Mason-Dixon says it would be more scientific to compare whole-integer poll results to whole-integer (rounded) election returns. This method would lower Mason-Dixon’s average error. We understand that error rates averaged to a tenth of a percent are tenuous when the poll numbers from which they’re computed are whole integers. But we can’t agree that rounding off election returns improves the situation. Alternatively, Mason-Dixon argues that if we’re using election returns calculated to a tenth of a percent, the best scientific comparison would be to poll results measured to a tenth of a percent, which again would lower Mason-Dixon’s average error. We agree that this would be more scientific. But Rasmussen didn’t release its results to a tenth of a percent, so we can’t compare the two pollsters at that level of precision. Anyway, the performances are so close, and the variation in averages depending on decimal place is so tiny when compared to the much bigger margin of error on each poll, that it’s impossible to call the race between Rasmussen and Mason-Dixon one way or the other. It’s a tie.

“The match-up between Mason-Dixon and SurveyUSA is a different story. In the 10 states where they went head to head, the human pollster prevailed. Mason-Dixon erred by an average of 1.8 points, beating SurveyUSA’s 2.6. For this lonely victory over the machines, Mason-Dixon deserves the polling industry’s Gary Kasparov award.”

“How did the robots largely beat the humans? For starters, they aren’t robots. They’re recordings of human voices. Pollsters who use this technology argue that the uniformity achieved by automation—every respondent hears the questions read exactly the same way—outweighs any distortions caused by people hanging up or lying to the recordings. They also argue that the interviewers who read questions and record answers in “human” polls are all too human. A human poll may bear the name of a major newspaper or television network, but the interviews are usually “outsourced” to a company you’ve never heard of and conducted by whoever is willing to make the phone calls—which sound a lot like telemarketing—for modest wages.

“We won’t settle the relative merits of the two approaches in this article or this election. But when the two major automated pollsters score either second and first–or third and tied for first, depending on how you count it–in round-robin match-ups with the three major human pollsters, it’s time to broaden the experiment in automated polling and compare results to see what’s working and why. Clearly, the automated pollsters are onto something, and the human pollsters who have fallen behind will have to figure out how to beat it—or join it.”

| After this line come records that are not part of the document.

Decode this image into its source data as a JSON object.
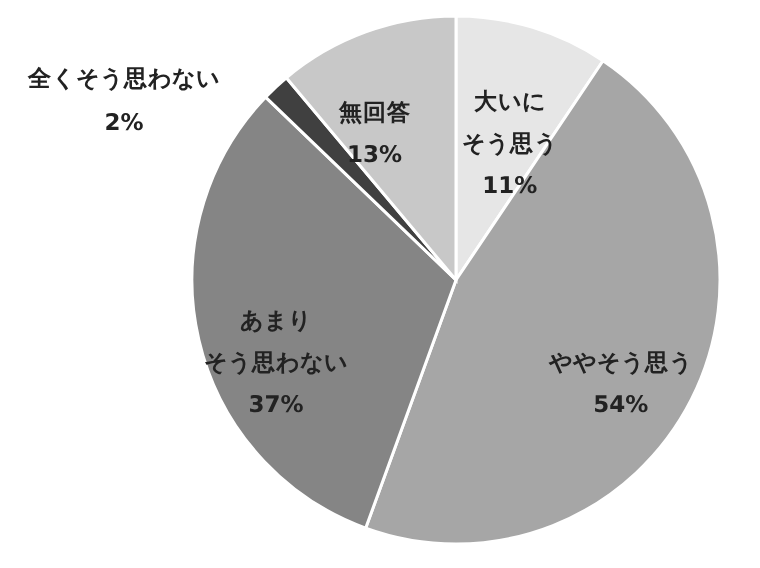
{
  "chart_data": {
    "type": "pie",
    "categories": [
      "大いにそう思う",
      "ややそう思う",
      "あまりそう思わない",
      "全くそう思わない",
      "無回答"
    ],
    "values": [
      11,
      54,
      37,
      2,
      13
    ],
    "value_labels": [
      "11%",
      "54%",
      "37%",
      "2%",
      "13%"
    ],
    "colors": [
      "#e6e6e6",
      "#a6a6a6",
      "#858585",
      "#404040",
      "#c8c8c8"
    ]
  }
}
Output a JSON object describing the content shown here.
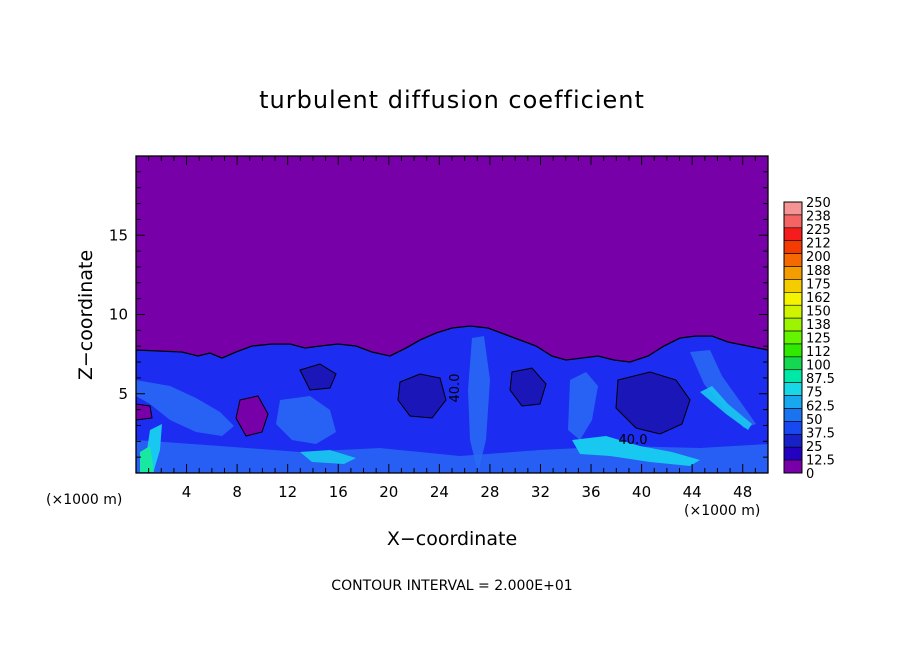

Correction, Dec. 11, 2004: This article originally said that the measure by which Rasmussen and SurveyUSA beat all three human pollsters was the spread method. This was incorrect. The error calculations supplied were for the sum method. We recalculated the average error for each pollster using the spread method and determined that Mason-Dixon beat SurveyUSA. We apologize to Mason-Dixon and to indignant humans everywhere.

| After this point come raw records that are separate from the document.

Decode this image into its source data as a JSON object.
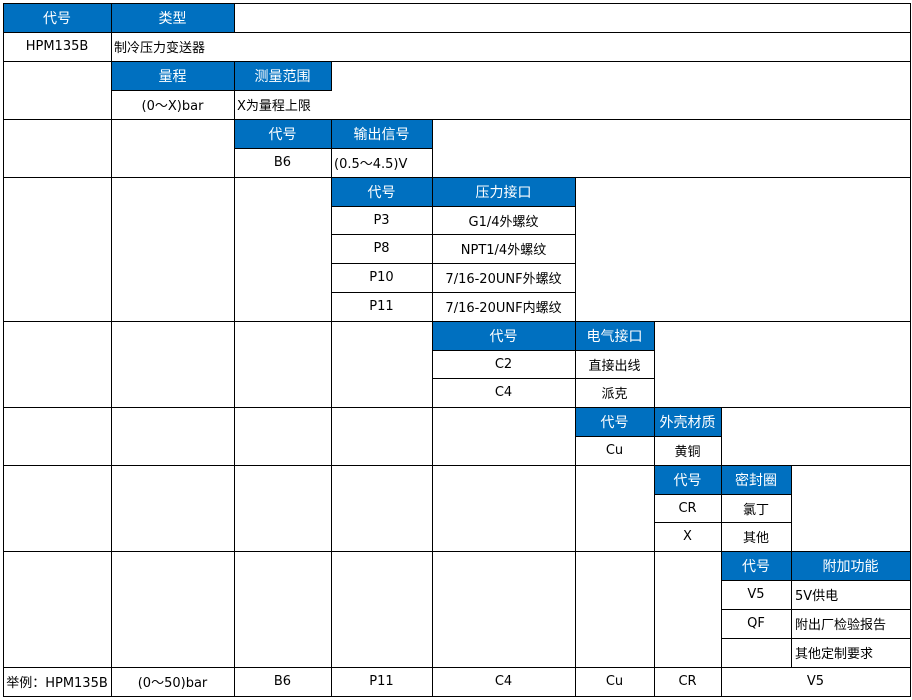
{
  "colors": {
    "header_bg": "#0070c0",
    "header_fg": "#ffffff",
    "border": "#000000"
  },
  "col1": {
    "code_header": "代号",
    "type_header": "类型",
    "code": "HPM135B",
    "type": "制冷压力变送器"
  },
  "range": {
    "header": "量程",
    "header2": "测量范围",
    "value": "(0～X)bar",
    "desc": "X为量程上限"
  },
  "output": {
    "code_header": "代号",
    "header": "输出信号",
    "code": "B6",
    "value": "(0.5～4.5)V"
  },
  "pressure": {
    "code_header": "代号",
    "header": "压力接口",
    "rows": [
      {
        "code": "P3",
        "desc": "G1/4外螺纹"
      },
      {
        "code": "P8",
        "desc": "NPT1/4外螺纹"
      },
      {
        "code": "P10",
        "desc": "7/16-20UNF外螺纹"
      },
      {
        "code": "P11",
        "desc": "7/16-20UNF内螺纹"
      }
    ]
  },
  "electrical": {
    "code_header": "代号",
    "header": "电气接口",
    "rows": [
      {
        "code": "C2",
        "desc": "直接出线"
      },
      {
        "code": "C4",
        "desc": "派克"
      }
    ]
  },
  "housing": {
    "code_header": "代号",
    "header": "外壳材质",
    "rows": [
      {
        "code": "Cu",
        "desc": "黄铜"
      }
    ]
  },
  "seal": {
    "code_header": "代号",
    "header": "密封圈",
    "rows": [
      {
        "code": "CR",
        "desc": "氯丁"
      },
      {
        "code": "X",
        "desc": "其他"
      }
    ]
  },
  "extra": {
    "code_header": "代号",
    "header": "附加功能",
    "rows": [
      {
        "code": "V5",
        "desc": "5V供电"
      },
      {
        "code": "QF",
        "desc": "附出厂检验报告"
      },
      {
        "code": "",
        "desc": "其他定制要求"
      }
    ]
  },
  "example": {
    "label": "举例：HPM135B",
    "values": [
      "(0～50)bar",
      "B6",
      "P11",
      "C4",
      "Cu",
      "CR",
      "V5"
    ]
  }
}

Correction, Dec. 20. 2004: Dec. 11, after we had calculated and published pollsters’ error averages using the spread method, Ohio certified a revised vote count that lowered Bush’s vote share in that state from 51.0 to 50.9 and raised Kerry’s vote share from 48.5 to 48.8. Accordingly, we have recalculated all the numbers using both methods. The recalculation eliminated Rasmussen’s advantage over Mason-Dixon using the spread method, producing a tie.